Sliders and Adjusting Fill States
Feb 28, 2024
By
Josh Watson
Help! In this activity I want the audience to slide the, well, sliders as responses to "fill" the coffee cup on the right (hidden shape with various states). I'm able to get the sliders to fill in single increments independently and collectively fill the shape. However if I pull back on the slider (example: move the first one from 4-5 to 0-1) then it continues to fill. What I need it to do is adjust the states based on the amounts--so slide to a lower level and it subtracts from the fill state while still being able to fill if slid forward again.
Hope that makes sense! All help greatly appreciated.
9 Replies
My response to this post might give you guidance: Get multiple sliders to interact with each other / Triggers running in succession - Articulate Storyline Discussions - E-Learning Heroes
Thank you, Judy! I did see your reply there in my search and it definitely helped a bit, but I’m still struggling with how to translate the concept to a full state. Maybe I’m overthinking it, but the toggling didn’t seem to allow for fill state changes by increments
Let me try to clarify.
Moving any of your sliders should toggle a T/F variable.
The triggers that change your coffee cup to the appropriate state would run whenever that toggling variable changes.
In other words, the value of the T/F variable doesn't matter. It just lets the program know that a slider moved, which means the state of the cup has to be changed based on the new set of slider values.
If you did it like my example, you would use multiple triggers for changing the state of the cup: one for each possible combination of slider values. (In my demo, the triggers were showing different layers. But the same idea works for showing different states.)
Change the state of [the cup] to [this state]
When the [Toggle variable] changes
If [classes variable] = [this value]
and [hours variable] = [this value]
and [responsibility variable] = [this value]
Obviously, you need to plan in advance how each combination will "fill" the cup. Refer to that when you're working on the triggers. Having meaningful names for objects, states, and variables will help.
Alternately, you could this:
That is very helpful. Thank you! I will try this tonight.
FYI: You replied while I was updating my previous comment with an alternate programming strategy. So it's a bit different than before -- with an easier method that might work for you. 😄
I vote for the alternate method, and here’s a tip that Judy and I both use to create fewer triggers. Place all the triggers she listed on a layer, and set their “When” clause to “When timeline starts on this layer”. put nothing on the layer, set it NOT to hide other layers, set its timeline to .1 sec, and set it to hide itself when its timeline ends. That way, every time you show it, it runs the triggers and shuts down. On the base slide, show the layer when [classes] changes, when [hours] changes, and when [responsibilities] changes.
As usual, Walt's advice is golden. 🏆
Yes, the alternate method is better for the how-much-coffee situation.
And, yes, using an invisible layer is a great idea. (I even posted about their power: https://community.articulate.com/discussions/articulate-storyline/tip-the-incredible-power-of-invisible-layers).
Thank you both for your time and patience here.

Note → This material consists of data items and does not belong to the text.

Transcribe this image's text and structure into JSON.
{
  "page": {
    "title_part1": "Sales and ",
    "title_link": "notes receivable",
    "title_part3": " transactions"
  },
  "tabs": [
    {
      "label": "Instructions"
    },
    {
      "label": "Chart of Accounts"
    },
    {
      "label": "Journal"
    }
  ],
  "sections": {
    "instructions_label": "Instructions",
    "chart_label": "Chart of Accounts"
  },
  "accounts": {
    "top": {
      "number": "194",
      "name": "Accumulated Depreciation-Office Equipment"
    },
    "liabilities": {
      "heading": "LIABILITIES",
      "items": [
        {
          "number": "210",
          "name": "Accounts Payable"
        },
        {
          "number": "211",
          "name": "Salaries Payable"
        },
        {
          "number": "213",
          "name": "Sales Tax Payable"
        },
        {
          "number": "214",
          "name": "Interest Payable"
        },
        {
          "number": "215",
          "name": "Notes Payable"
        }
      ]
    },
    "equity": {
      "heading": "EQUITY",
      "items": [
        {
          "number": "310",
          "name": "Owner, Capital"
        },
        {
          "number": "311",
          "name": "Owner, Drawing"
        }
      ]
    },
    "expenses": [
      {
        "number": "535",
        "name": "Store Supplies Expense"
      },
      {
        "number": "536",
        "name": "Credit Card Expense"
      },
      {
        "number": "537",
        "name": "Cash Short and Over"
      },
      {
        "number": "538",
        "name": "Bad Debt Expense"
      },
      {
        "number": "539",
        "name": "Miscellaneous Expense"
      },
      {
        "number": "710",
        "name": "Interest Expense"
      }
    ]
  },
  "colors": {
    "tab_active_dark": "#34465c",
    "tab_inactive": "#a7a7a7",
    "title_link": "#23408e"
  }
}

Judy: Could you clarify a bit more about this build process? If you can't tell yet, I'm extremely green and learning as I go. I've done a number of searches this morning and I'm having a hard time visualizing this set up.
The alternate method assumes that the sum of your slider values directly relates to the height of the fill in the cup (shown in different states).
The attached file demonstrates the programming, based on my understanding of what you want to do.
A final trigger closes the layer when the layer's timeline ends. (The timeline is very short.)
The demo slide includes text boxes that show the value of each variable. You wouldn't need (or probably even want) to show those to the users. However, it helps with troubleshooting to see variable values, so you can check whether they change as expected.
If the user doesn't need to see variable references, I recommend hiding them or moving them off the slide before publishing. That keeps them available for future troubleshooting.